Marvellous masterclass gives O'Brien timely lift
Marvellous lived up to her name by unleashing a blistering turn of foot for Ryan Moore in yesterday's Etihad Airways Irish 2,000 Guineas to drag Aidan O'Brien's elite team out of its sluggish start to the campaign at the Curragh.
Just 35 minutes after Magician had failed to pull the rabbit out of the hat when foiled by Noble Mission in the Tattersalls Gold Cup, the Ballydoyle whiz struck for his first Group One of the season with the 10/1 second string.
Joseph O'Brien had opted for Palace in the mile fillies' Classic, but the deep ground ultimately didn't suit the American-bred, which eventually finished fifth.
In contrast, Marvellous, on just her third start, responded gamely to Moore's urgings, having looked in trouble at the rear early on.
It was a performance that constituted a marked progression from her indifferent Leopardstown reappearance in March.
She swooped 100 yards out to confine the Newmarket second and favourite Lightning Thunder to the runner-up berth again, with Vote Often third.
Marvellous was cut to a 10/1 for the Oaks, and O'Brien confirmed that Epsom is on the agenda.
"She handled heavy ground at Navan in the autumn, so we knew it wouldn't be a problem," he said of his sixth winner of the €300,000 contest.
"We always thought she was a good filly, but she had a cough early on and we had to back off her.
"When Joseph made his decision on Friday, he went with Palace because the ground was better then, but it was a close call. Marvellous got home well. The plan was to come here and then go to Epsom, so we'll see what the lads want to do now after that."
Last term, each of the 12 domestic Group Ones went to a different stable, something that, in theory at least, could be replicated this year.
Lady Jane Cecil had struggled to hold back the tears after Noble Mission gave her reason to fly Warren Place's famous Group One flag – an heirloom said to have been given to a Cecil ancestor by Robert the Bruce in 1323 – for a first time since her legendary husband Henry passed away last year.
James Doyle, who was stretching his unbeaten record in Group Ones at the track to four, was once again sublime on the improving five-year-old, a full-brother to the mighty Frankel that Cecil boldly opted to supplement here at a cost of €21,000.

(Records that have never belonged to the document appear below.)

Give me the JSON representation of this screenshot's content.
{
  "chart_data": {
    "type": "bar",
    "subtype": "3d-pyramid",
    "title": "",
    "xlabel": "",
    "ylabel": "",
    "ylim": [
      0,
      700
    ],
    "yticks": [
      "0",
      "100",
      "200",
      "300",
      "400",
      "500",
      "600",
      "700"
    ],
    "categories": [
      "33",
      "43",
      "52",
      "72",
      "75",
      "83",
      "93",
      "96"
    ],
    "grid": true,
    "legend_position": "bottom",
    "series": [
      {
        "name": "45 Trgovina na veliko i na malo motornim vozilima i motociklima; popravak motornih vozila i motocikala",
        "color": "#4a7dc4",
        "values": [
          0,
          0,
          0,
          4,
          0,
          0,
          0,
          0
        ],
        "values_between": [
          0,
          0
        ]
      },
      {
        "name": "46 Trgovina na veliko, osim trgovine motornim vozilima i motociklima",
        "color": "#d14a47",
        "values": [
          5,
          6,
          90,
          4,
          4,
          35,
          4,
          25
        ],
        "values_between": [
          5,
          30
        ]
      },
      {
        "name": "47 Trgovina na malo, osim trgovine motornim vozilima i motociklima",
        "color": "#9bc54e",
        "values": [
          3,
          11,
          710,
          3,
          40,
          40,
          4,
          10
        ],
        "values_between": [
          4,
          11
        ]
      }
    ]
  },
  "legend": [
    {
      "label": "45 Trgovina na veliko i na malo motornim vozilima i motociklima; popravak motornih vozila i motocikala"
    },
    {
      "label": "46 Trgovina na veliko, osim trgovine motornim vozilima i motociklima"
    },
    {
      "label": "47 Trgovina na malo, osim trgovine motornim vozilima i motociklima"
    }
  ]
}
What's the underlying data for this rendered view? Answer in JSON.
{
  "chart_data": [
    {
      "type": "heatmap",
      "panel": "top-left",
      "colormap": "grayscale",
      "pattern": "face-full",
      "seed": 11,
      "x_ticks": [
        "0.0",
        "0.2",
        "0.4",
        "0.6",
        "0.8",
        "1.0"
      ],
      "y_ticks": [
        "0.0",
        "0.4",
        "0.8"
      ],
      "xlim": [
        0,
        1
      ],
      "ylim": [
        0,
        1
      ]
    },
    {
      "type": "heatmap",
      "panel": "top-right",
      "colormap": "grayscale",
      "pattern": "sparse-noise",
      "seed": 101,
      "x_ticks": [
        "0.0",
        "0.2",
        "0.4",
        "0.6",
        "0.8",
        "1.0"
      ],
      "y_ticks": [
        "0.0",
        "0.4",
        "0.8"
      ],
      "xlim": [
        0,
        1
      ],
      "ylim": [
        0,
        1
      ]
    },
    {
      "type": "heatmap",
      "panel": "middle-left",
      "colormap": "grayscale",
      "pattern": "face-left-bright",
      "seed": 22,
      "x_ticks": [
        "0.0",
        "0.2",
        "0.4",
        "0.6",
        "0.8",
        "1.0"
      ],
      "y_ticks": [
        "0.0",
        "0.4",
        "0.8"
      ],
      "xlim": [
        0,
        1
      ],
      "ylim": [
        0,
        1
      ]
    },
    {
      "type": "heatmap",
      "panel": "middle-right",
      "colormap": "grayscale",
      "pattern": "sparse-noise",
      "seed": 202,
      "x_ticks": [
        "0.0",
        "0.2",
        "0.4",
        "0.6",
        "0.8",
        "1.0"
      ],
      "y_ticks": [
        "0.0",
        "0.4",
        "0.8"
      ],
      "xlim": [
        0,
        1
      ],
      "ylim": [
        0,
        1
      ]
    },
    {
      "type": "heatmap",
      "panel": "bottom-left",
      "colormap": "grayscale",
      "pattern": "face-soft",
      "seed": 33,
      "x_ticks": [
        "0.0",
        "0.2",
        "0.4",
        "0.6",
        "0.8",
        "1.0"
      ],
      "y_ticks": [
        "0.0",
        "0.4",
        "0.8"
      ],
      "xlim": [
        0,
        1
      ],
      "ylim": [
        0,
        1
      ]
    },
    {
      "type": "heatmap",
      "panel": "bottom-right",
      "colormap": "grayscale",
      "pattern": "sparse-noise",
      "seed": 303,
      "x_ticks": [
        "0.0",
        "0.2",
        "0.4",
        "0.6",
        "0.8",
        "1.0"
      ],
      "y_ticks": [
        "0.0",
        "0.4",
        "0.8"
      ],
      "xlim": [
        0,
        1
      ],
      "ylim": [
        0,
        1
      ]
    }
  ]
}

Her ambition reaped a rich dividend, as Doyle took advantage of a soft lead on the soft-ground specialist and renowned front-runner to claim the €130,200 prize.
Magician, sent off joint-favourite with Khalid Abdullah's charge at evens, eventually got to within one-and-a-quarter lengths of him.
However, Doyle's decisiveness had won the day by then, as Joe Murphy's Euphrasia ran gallantly in third, just a head behind the runner-up.
"The horse was great and James was great," gushed Cecil, "but I can't thank Prince Khalid enough for supporting me.
"He could have retired him or sent him to America, so I am really grateful.
"We have a very, very good team at home, and it is wonderful that we will be able to fly Henry's flag again. I really wanted to win a Group One for him, so to do it so early is just wonderful."
Aidan O'Brien initiated a 40/1 treble when the odds-on Adelaide secured him a 13th win in the Group Three Airlie Stud Gallinule Stakes under his son, who took the final maiden on Table Rock.
"I am delighted with that," the champion trainer said of Adelaide.
"He could go to Chantilly for the French Derby on Sunday, or we could wait for Royal Ascot if that comes too soon for him."
Tommy Stack and Wayne Lordan struck in the six-furlong handicap, their 4/1 favourite Great Minds knuckling down bravely to complete its hat-trick. "Hopefully he'll go for all those good handicaps like the Scurry, Rockingham and Ayr Gold Cup," said Stack's son Fozzy.
Another 4/1 market leader, Thomas Edison, obliged in similar style in the 12-furlong edition for Tony Martin and Fran Berry. Successful over course and distance in April, JP McManus' seven-year-old was backed in from 11/2 and made the most of a nice split on the rail to land the money.